Corrected:Bill Gross can't stop bleeding from flagship bond fund

NEW YORK Fri Dec 16, 2011 6:05pm EST

PIMCO's Bill Gross participates in Washington, August 17, 2010. REUTERS/Jason Reed

PIMCO's Bill Gross participates in Washington, August 17, 2010.

Credit: Reuters/Jason Reed

NEW YORK (Reuters) - Bill Gross's PIMCO Total Return Fund, the world's largest bond fund, keeps shrinking as investors look to put their money with some of his competitors.

In November, the mutual fund led by Gross saw about $500 million in outflows, bringing its cash outflow over the past 12 months to $10.3 billion, said Morningstar editorial director Kevin McDevitt.

By contrast, November was a banner month for most other taxable bond funds, which took in nearly $10.2 billion in money as a group, according to Morningstar. Over a 12-month period, taxable bonds fund accumulated $105.8 billion in new money.

An outflow of $10.3 billion might not seem too bad for a fund that still oversees $241 billion in assets, but it's an indication that investors are losing some faith in Gross, whose fund has underperformed all year and in November once again missed out on a big move away from stocks and other risky assets and into bonds and Treasury notes.

"The PIMCO Total Return fund has been seeing a steady stream of outflows," McDevitt added. "Gross's fund has underperformed this year and a lot of it goes back to his misplaced bet on Treasuries."

Pacific Investment Management Co., or PIMCO, did not immediately return calls or emails seeking comment.

Based in Newport Beach, California, PIMCO oversees more than $1.35 trillion in assets. It came under heavy criticism earlier this year when Gross bet heavily against U.S. Treasuries, which have turned out to be one of the biggest outperformers of 2011.

Gross, who is known as "the Bond King", apologized to his investors in October for his poor performance, saying "I'm just having a bad year."

In a letter to investors, Gross wrote that he underestimated the contagion effect from the European debt crisis and U.S. deficit concerns. "As Europe's crisis and the U.S. debt ceiling debacle turned developed economies towards a potential recession, the Total Return Fund had too little risk off and too much risk on," said Gross, who also shares the title of co-chief investment officer at PIMCO with Mohamed El-Erian.

The Total Return portfolio is up 3.48 percent so far this year, lagging his peer category which is up an average of 5.87 percent. Put another way, his fund ranks in the 90th percentile, or 163rd out of 181 funds in his category, said Jeff Tjornehoj, head of Lipper Americas Research.
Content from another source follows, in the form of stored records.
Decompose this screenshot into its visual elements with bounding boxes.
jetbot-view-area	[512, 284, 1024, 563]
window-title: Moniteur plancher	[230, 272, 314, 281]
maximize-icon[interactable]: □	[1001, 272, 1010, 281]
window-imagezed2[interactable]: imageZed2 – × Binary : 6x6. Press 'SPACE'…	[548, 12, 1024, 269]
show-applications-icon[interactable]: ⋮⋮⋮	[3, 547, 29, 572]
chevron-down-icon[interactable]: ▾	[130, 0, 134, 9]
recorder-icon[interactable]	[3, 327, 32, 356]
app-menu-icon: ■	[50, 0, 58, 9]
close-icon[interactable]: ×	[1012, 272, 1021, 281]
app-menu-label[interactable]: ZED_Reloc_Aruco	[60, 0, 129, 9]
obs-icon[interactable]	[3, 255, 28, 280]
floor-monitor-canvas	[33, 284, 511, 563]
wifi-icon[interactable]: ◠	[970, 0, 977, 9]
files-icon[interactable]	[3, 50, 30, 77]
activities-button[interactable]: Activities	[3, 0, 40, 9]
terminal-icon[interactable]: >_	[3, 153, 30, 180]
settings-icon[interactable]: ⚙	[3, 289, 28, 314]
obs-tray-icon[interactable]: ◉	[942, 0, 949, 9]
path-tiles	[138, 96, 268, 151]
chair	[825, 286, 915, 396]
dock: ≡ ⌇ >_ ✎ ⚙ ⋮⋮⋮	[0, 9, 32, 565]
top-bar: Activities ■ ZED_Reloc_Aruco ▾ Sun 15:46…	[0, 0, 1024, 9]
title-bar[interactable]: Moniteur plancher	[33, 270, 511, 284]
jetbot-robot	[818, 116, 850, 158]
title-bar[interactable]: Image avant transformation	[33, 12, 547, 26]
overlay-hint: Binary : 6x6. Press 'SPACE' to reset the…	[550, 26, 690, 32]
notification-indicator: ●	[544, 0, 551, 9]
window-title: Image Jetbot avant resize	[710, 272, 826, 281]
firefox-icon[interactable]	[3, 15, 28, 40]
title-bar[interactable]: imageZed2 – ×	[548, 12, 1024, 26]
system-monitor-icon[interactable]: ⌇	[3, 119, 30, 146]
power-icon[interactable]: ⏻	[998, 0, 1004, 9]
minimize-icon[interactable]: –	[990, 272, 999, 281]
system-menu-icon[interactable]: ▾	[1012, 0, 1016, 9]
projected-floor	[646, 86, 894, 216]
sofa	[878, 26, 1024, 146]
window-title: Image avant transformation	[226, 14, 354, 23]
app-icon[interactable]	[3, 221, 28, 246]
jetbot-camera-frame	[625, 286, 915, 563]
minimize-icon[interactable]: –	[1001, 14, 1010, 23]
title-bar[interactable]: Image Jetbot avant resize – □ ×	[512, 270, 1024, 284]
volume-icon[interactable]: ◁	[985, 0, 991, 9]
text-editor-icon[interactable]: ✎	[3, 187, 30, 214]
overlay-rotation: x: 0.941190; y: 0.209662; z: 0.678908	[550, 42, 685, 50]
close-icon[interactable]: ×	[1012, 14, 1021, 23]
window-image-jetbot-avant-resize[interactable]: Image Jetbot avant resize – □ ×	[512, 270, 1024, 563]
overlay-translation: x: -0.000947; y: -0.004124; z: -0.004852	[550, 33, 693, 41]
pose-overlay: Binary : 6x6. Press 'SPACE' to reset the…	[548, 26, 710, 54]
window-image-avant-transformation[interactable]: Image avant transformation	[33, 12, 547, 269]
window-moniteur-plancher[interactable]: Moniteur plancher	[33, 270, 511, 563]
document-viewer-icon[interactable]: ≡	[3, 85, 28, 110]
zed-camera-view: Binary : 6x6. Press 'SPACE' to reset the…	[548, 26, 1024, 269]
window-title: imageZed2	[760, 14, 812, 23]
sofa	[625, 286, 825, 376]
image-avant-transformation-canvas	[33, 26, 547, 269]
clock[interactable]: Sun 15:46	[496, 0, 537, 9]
At the same time, the so-called risk-off trade has benefited other taxable-bond funds, which saw nearly $10.2 billion in inflows, of which $8.5 billion was collected in the conservative intermediate-term bond category.

The DoubleLine Total Return Bond, which is run by one of Gross's arch rivals Jeffrey Gundlach, was one of the primary beneficiaries of the risk-off trade in November with nearly $1 billion in inflows.

DoubleLine now manages $21 billion, up from roughly $7 billion at the end of December 2010. Meanwhile, index-driven funds Vanguard Total Bond Market II Index and Vanguard Total Bond Market Index fared even better with nearly $2 billion in combined inflows.

BETTING BIG ON HOUSING DEBT

Gross's latest move is another bold one.

In September, he ramped up buying of mortgage-backed securities, albeit by using leverage, on the likelihood the Federal Reserve's reinvestment program in those securities will boost prices significantly. Analysts says Gross is moving to recalibrate his fund in the expectation the U.S. Federal Reserve will seek to prop up the American housing market by buying mortgage securities.

Last week, PIMCO said mortgage-backed securities now account for about 43 percent of the holdings of the PIMCO Total Return Fund, as of the end of November.

By loading up on mortgage bonds, Gross is making a bet on higher-yielding securities. But in doing so, he is effectively extending the average duration of his fund's investments, making them potentially more exposed to a rise in interest rates.

For now, the performance of housing debt is still trailing Treasuries. Since June 30, the total return of mortgage-backed securities is roughly 3.15 percent -- more than 200 basis points less than U.S. government bonds.

(Reporting by Jennifer Ablan and Matthew Goldstein; Editing by Claudia Parsons and Martin Howell)

(This Thursday story was corrected in paragraph 2 to change the amount of outflows from the PIMCO Total Return Fund over last 12 months to $10.3 billion from $17 billion, according to a revised calculation by Morningstar, which had erroneously calculated the figure and provided it to Reuters in an interview.)